The Woodsman's Daughter by Sir John Everett Millais Bt PRA (1829-96) (original) (raw)
When first exhibited at the Royal Academy in 1851, the following lines from Coventry Patmore's poem of tragic love, "The Woodman's Daughter," accompanied it:
She went merely to think she help'd;
And, whilst he hack'd and saw'd,
The rich Squire's son, a young boy then,
Whole mornings, as if awed,
Stood silent by, and gazed in turn
At Gerald and on Maud.
He sometimes, in a sullen tone
He offer'd fruits, and she Received them always with an air
So unreserved and free,
That shame-faced distance soon became
Familiarity. [The text differs slightly from later editions.]

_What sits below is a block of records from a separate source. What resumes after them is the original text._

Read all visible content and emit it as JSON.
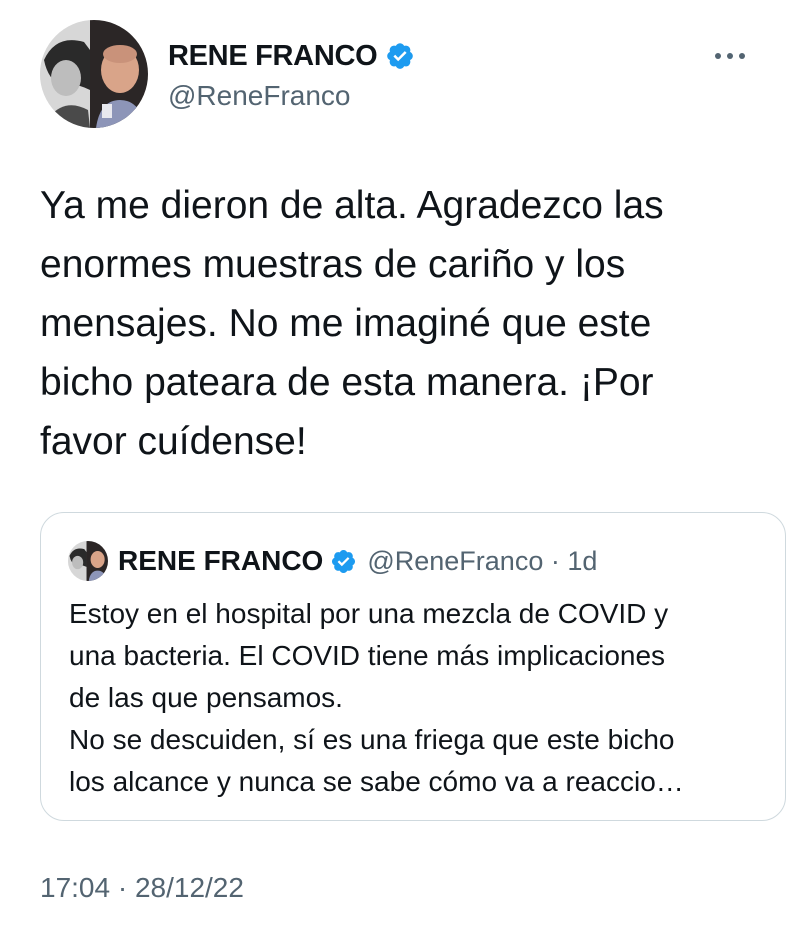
{
  "author": {
    "display_name": "RENE FRANCO",
    "handle": "@ReneFranco",
    "verified": true
  },
  "more_icon": "more-horizontal-icon",
  "tweet": {
    "lines": [
      "Ya me dieron de alta. Agradezco las",
      "enormes muestras de cariño y los",
      "mensajes. No me imaginé que este",
      "bicho pateara de esta manera. ¡Por",
      "favor cuídense!"
    ],
    "timestamp": "17:04 · 28/12/22"
  },
  "quoted": {
    "display_name": "RENE FRANCO",
    "handle_and_age": "@ReneFranco · 1d",
    "lines": [
      "Estoy en el hospital por una mezcla de COVID y",
      "una bacteria. El COVID tiene más implicaciones",
      "de las que pensamos.",
      "No se descuiden, sí es una friega que este bicho",
      "los alcance y nunca se sabe cómo va a reaccio…"
    ]
  },
  "colors": {
    "verified_blue": "#1d9bf0",
    "text_primary": "#0f1419",
    "text_secondary": "#536471",
    "border": "#cfd9de"
  }
}
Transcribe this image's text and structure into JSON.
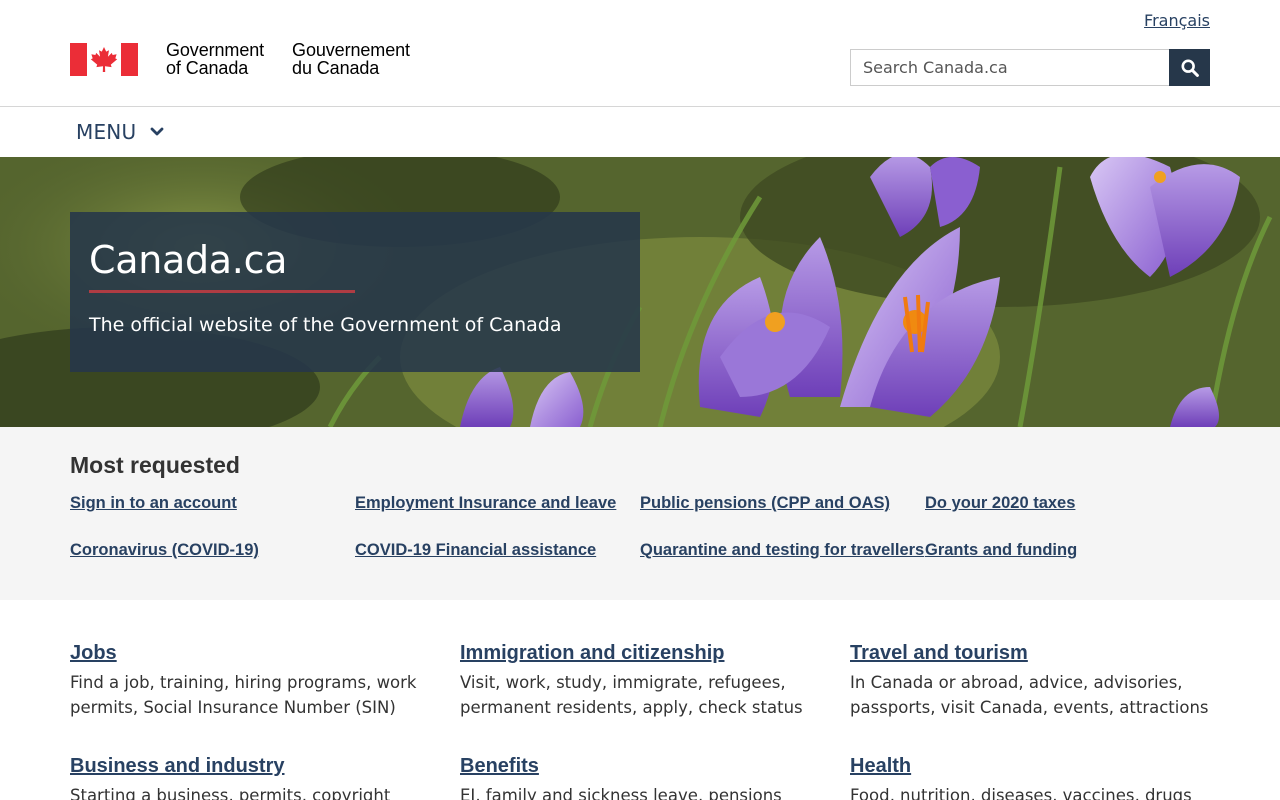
{
  "header": {
    "language_link": "Français",
    "signature_en_line1": "Government",
    "signature_en_line2": "of Canada",
    "signature_fr_line1": "Gouvernement",
    "signature_fr_line2": "du Canada",
    "search_placeholder": "Search Canada.ca",
    "search_icon": "search-icon",
    "flag_icon": "canada-flag-icon"
  },
  "menu": {
    "label": "MENU",
    "icon": "chevron-down-icon"
  },
  "hero": {
    "title": "Canada.ca",
    "subtitle": "The official website of the Government of Canada"
  },
  "most_requested": {
    "title": "Most requested",
    "links": [
      "Sign in to an account",
      "Employment Insurance and leave",
      "Public pensions (CPP and OAS)",
      "Do your 2020 taxes",
      "Coronavirus (COVID-19)",
      "COVID-19 Financial assistance",
      "Quarantine and testing for travellers",
      "Grants and funding"
    ]
  },
  "topics": [
    {
      "title": "Jobs",
      "description": "Find a job, training, hiring programs, work permits, Social Insurance Number (SIN)"
    },
    {
      "title": "Immigration and citizenship",
      "description": "Visit, work, study, immigrate, refugees, permanent residents, apply, check status"
    },
    {
      "title": "Travel and tourism",
      "description": "In Canada or abroad, advice, advisories, passports, visit Canada, events, attractions"
    },
    {
      "title": "Business and industry",
      "description": "Starting a business, permits, copyright"
    },
    {
      "title": "Benefits",
      "description": "EI, family and sickness leave, pensions"
    },
    {
      "title": "Health",
      "description": "Food, nutrition, diseases, vaccines, drugs"
    }
  ],
  "colors": {
    "link": "#284162",
    "dark_panel": "#26374a",
    "accent_red": "#af3c43",
    "flag_red": "#eb2d37"
  }
}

The Tate catalogue points out that Millais's painting depicts the "beginning of an ill-fated friendship between Maud, daughter of a woodsman called Gerald, and the son of the squire. Years later they have a love affair which cannot end in marriage because of the difference in social rank between them. Maud gives birth to an illegitimiate child, drowns it in a pool and goes mad." In other words, The Woodman's Daughter is one of several paintings by the Pre-Raphaelite Brotherhood and their associates that involve either a tale of tragic love or the seduction of a poor girl by a wealthier man. Examples of tragic or unrequited love and its results include Millais's Isabella and Hunt's sequel, Isabella and the Pot of Basil, various versions of Ophelia by Millais, Hughes, and others, and Millais's Huegenot and Mariana. Paintings about seduction include Hunt's Awakening Conscience and The Hireling Shepherd and Ford Madox Brown's Take Your Son, Sir [GPL].
Bibliography
The Pre-Raphaelites. London: Tate Gallery/Allen Lane, 1984. No. 32. P. 86.